On the other hand, Google does such a wonderful job, giving us a single endpoint to query the whole of the web, that it’s tempting to think that the semantic web will ultimately be sucked up in a similar fashion into a great big semantic data warehouse in the clouds, and there’ll be no need for anyone to offer up their own SPARQL endpoints.
My own expectation is that we’ll end up with something in between. On the one side there will be one or a few massive Google like entry points which will, by spidering across the web, perhaps following the linked data trail, suck up much of the semantic web and present it to users in a simple, easy to consume and re-use entry point. But just as when you’re searching for something specific, for instance buying a book, or trawling through your bank statement, you don’t start at Google, I think there are plenty of cases where you’d want to be able to automatically discover SPARQL endpoints which you can access directly and which offer you precisely the details you need, there and then.

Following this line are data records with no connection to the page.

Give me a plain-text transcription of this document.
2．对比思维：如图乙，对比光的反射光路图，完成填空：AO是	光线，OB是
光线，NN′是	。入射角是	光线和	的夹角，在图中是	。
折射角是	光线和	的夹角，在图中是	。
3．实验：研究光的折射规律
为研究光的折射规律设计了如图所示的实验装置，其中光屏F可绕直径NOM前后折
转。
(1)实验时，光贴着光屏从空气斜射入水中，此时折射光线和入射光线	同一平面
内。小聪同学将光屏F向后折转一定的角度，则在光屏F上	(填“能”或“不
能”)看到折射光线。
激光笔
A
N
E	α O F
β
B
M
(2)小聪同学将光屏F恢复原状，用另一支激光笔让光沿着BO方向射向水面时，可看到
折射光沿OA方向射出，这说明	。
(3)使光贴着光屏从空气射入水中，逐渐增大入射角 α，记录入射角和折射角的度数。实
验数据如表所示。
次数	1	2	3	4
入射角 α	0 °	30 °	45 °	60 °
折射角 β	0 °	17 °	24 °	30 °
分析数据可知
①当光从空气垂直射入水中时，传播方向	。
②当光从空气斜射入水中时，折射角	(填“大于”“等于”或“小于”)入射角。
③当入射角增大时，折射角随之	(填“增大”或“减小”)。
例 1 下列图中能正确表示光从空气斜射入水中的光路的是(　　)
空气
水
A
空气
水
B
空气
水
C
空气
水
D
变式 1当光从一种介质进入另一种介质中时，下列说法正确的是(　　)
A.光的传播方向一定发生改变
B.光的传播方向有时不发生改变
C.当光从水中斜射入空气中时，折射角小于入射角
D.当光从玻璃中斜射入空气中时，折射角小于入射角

The semantic web is different to the (syntactic?) web, in that it makes it much easier to take information from multiple sources and join it together into something new and more useful. Imagine if everyone’s desktop were part of the semantic web, with all the information about from emails, photos, music etc. offered up through SPARQL services (take a look at the Nepomuk project for an existing implementation of this). Imagining the sorts of applications we could build on top of the Semantic Desktop is an exciting prospect, but it’s not something I’d expect most people would want to make available through a single Google style data warehouse, even if there were privacy safeguards in place, in the same way that most people don’t want to necessarily share all their photos on Flikr or Picasa.
Using Bonjour to discover SPARQL services means that a user can easily create or select a list of domains where their client applications will look for published enpoints, be they public or private, and given the right credentials they will be allowed to use those services to build the sorts of applications they want, no matter how esoteric: show me a list of all the photos of my son, sorted by the number of teeth he had, using my local photos as well as the photos taken by his grandparents; give me a list of washing machines, along with prices from these suppliers, where the washing machine is no wider than 60cm and has a Which Best Buy rating over 70%.
Of course, if we start making all this sort of information available through our own SPARQL services, then there are all sorts of issues around trust, privacy, provenance and accuracy, but at the very least we are in control of our own data.
Try It!
Using Bonjour to publish and discover SPARQL services is simplicity itself, and I invite you to take a look at www.floop.org.uk/eagle/discovering-sparql for some command-line examples.
While at the moment none of the SPARQL servers out there publish their details using Bonjour, I’ve created a simple application for Tomcat which can publish any of the services it runs using Bonjour, and have used it to publish Joseki based SPARQL services. I’m also working on both a SPARQL endpoint and Bonjour publishing for Plone and Zope. See http://www.floop.org.uk/projects for more details of these nascent projects.
What would be great is if the existing SPARQL servers and triples stores out there could add optional support for registering the details of any endpoints they make available, using Bonjour. It would certainly help the uptake of SPARQL in the projects I’m involved with.
Alex Tucker is a self-employed semantic web consultant, specialising in defence.